E quando sento che si mettono in subordine così come qui sopra, prima il maschile e poi il femminile, mi viene da pensare.
Sai: “non è questione di essere attempate o no, non c’entra precisamente essere giovani o anziane, centra l’aver interiorizzato il ruolo che ti hanno dato e che ti tieni, dato per scontato, in cui ci navighi da sempre.”
Mi domando perché faccia paura anche a chi è donna che altre donne da sole festeggino assieme l’8 marzo. O comunque le sentano altre da loro. Negare che ci sia bisogno di una festa per le donne, cioè negare la Festa Internazionale delle Donne, cosa è? Inesperienza? Avere un preconcetto preciso? Che se tu celebri con qualcuno qualcosa, sei separazionista perché non inviti gli altri?
Queste poche frasi, raccattate tra le molte, colgono un fenomeno psicosociale davvero interessante e complesso. E anche AAAS possono rifletterci su.

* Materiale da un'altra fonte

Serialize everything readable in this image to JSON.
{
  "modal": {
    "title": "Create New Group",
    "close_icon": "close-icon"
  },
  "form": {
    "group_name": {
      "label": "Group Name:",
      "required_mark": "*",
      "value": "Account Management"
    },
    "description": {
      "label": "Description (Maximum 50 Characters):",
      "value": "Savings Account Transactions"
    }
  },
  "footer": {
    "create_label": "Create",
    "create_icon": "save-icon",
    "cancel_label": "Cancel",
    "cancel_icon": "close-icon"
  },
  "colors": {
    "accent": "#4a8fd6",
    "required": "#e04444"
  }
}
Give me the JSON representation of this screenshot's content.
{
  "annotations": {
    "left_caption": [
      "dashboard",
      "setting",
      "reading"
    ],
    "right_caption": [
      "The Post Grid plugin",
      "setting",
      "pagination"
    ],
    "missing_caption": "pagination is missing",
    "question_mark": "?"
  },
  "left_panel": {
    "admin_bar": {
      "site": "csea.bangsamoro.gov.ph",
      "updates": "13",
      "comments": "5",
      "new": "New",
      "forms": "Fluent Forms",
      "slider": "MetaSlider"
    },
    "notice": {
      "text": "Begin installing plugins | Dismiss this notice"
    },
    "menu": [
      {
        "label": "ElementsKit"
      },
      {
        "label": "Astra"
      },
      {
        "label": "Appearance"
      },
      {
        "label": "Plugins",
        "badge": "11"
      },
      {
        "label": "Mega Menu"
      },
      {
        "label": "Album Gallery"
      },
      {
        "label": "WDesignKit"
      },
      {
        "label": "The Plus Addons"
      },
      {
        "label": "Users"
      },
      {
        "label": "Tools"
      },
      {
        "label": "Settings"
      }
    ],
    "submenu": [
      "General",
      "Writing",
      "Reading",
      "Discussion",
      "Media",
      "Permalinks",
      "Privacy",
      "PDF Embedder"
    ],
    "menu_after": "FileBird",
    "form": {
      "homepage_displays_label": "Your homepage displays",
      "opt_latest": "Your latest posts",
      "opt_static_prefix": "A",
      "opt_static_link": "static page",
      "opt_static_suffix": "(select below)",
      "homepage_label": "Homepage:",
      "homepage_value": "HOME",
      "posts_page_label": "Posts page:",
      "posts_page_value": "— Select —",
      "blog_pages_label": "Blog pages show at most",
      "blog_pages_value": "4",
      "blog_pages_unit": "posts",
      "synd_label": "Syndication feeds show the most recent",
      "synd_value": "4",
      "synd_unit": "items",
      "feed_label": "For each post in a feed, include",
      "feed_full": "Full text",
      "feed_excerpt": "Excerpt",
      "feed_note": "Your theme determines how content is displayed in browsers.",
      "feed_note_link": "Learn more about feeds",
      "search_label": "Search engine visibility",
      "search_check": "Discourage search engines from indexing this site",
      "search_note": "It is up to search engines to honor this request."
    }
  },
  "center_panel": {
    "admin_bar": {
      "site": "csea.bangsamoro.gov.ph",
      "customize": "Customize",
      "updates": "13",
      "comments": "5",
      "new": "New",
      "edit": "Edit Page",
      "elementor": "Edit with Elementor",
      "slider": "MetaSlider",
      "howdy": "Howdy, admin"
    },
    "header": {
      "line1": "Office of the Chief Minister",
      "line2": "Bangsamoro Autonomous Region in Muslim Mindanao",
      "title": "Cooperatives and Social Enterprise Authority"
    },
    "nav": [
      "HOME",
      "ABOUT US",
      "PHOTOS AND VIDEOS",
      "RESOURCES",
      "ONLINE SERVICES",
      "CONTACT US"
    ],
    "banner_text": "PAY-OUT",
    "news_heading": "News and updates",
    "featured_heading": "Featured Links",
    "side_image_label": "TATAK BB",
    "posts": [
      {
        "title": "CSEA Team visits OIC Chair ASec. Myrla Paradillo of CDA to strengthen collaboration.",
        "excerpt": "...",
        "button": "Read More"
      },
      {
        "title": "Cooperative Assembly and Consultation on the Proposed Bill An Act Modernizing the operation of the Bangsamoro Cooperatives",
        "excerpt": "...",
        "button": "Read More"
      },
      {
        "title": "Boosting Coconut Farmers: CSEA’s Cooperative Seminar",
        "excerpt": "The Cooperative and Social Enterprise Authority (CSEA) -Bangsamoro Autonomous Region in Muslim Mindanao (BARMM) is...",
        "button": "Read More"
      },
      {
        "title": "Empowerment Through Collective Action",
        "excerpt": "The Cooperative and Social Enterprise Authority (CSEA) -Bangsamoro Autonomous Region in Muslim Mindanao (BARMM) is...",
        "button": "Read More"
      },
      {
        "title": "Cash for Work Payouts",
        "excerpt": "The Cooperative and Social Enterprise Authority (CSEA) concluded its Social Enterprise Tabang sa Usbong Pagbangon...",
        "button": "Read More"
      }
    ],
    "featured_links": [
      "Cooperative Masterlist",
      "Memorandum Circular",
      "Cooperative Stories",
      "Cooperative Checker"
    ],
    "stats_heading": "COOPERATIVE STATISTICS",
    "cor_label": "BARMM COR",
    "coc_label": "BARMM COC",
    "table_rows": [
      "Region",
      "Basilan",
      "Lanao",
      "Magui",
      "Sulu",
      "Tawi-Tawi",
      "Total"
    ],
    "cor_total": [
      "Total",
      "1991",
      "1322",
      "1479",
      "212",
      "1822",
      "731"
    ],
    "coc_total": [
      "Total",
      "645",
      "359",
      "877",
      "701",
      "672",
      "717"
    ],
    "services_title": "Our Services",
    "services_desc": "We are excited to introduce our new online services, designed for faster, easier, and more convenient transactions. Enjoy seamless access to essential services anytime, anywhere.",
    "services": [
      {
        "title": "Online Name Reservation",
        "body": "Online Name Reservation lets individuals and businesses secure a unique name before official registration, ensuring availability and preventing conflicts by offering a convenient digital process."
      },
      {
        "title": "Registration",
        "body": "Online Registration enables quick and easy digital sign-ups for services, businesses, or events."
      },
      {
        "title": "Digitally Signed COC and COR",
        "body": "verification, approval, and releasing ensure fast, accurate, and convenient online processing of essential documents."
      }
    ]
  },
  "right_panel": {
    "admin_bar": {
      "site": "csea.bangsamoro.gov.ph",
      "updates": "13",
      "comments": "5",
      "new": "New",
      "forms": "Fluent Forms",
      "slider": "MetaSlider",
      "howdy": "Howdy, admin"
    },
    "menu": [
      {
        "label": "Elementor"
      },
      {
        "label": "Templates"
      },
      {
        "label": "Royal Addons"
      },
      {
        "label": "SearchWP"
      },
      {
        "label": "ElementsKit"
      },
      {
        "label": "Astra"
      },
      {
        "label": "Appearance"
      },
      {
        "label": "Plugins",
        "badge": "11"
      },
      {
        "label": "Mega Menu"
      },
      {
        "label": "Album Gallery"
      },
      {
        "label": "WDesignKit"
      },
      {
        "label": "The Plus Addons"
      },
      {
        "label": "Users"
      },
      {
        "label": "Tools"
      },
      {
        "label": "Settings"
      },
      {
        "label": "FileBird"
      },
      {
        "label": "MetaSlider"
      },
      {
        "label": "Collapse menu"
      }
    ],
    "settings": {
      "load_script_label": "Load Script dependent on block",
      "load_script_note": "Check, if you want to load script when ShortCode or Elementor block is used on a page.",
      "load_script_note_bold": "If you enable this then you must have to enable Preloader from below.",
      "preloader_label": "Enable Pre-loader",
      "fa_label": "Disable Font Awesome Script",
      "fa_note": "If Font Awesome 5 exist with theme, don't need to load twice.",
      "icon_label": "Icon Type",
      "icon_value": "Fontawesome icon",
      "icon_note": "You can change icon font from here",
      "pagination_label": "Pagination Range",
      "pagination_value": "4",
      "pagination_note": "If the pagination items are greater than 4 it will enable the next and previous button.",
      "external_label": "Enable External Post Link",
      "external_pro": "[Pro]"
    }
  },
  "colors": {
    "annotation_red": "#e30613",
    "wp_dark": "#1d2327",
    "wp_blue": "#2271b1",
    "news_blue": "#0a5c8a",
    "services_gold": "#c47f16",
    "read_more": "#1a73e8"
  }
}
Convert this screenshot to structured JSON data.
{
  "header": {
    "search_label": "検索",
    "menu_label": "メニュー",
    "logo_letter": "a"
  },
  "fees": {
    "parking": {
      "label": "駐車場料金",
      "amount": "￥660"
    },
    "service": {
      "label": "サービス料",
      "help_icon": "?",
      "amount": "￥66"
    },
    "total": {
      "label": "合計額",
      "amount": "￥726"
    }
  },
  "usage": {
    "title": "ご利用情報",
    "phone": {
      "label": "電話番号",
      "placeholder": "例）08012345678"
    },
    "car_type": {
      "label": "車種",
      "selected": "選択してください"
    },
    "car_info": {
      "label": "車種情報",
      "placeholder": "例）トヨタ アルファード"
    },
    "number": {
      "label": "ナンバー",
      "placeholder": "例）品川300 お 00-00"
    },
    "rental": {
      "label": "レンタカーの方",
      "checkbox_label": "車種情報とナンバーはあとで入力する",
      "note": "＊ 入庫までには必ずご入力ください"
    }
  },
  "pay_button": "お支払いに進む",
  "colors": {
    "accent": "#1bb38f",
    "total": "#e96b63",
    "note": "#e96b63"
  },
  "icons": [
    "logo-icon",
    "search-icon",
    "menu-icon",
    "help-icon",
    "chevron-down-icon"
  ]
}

La paura o il disagio che alcune donne provano di fronte alla celebrazione collettiva dell’8 marzo da parte di altre donne può radicarsi in diversi meccanismi psicologici profondi.
C’è spesso una forte pressione sociale a non escludere gli uomini da qualsiasi contesto. Sono molte le donne che raccontano che la loro madre pendeva o pende ancora per il figlio-o.
Il femminismo o momenti di esclusiva aggregazione femminile vengono frequentemente percepiti come “divisivi” o “ostili”, quando in realtà potrebbero rappresentare semplicemente spazi di sicurezza e di condivisione.
Questa pressione all’inclusività maschilista può essere interiorizzata al punto da generare disagio verso momenti di celebrazione esclusivamente femminile.
Criticare altre donne che scelgono di celebrare può fungere da strategia inconscia per posizionarsi come “alleate” della visione dominante, guadagnando così approvazione sociale e distanziandosi da potenziali critiche. (Il timore del “sororicidio sociale”[1] gioca un ruolo importante, ne studia la psichiatria, ma anche la sociologia).
La paura dell’autonomia collettiva femminile tocca corde profonde: una comunità di donne che si autorappresenta e autodetermina sfida implicitamente l’idea che l’identità e il valore femminile debbano essere mediati o validati dallo sguardo maschile.
Questo può essere destabilizzante anche per quelle che hanno interiorizzato il valore della diversità di genere come libertà e crescita sociale. Queste considerazioni possono illuminar di più se contemporaneamente alle situazioni attuali del nostro occidente (ed ognuna/o per la propria esperienza) le avviciniamo come cartine di torna sole alle società dichiaratamente patriarcali e misogine.
Vedere altre donne che celebrano consapevolmente ad in autonomia può innescare domande scomode sulla propria condizione, sulle discriminazioni subite o sulle opportunità negate, generando un disagio che viene proiettato verso l’esterno, attraverso il meccanismo dell’evitare il confronto.
Infine, la paura della solidarietà femminile come forza trasformativa: in un sistema che prospera sulla competizione tra donne, l’immagine di donne unite in solidarietà rappresenta una minaccia all’ordine sociale esistente. A livello inconscio, questo potenziale di cambiamento può generare ansia anche in chi beneficerebbe proprio del cambiamento stesso!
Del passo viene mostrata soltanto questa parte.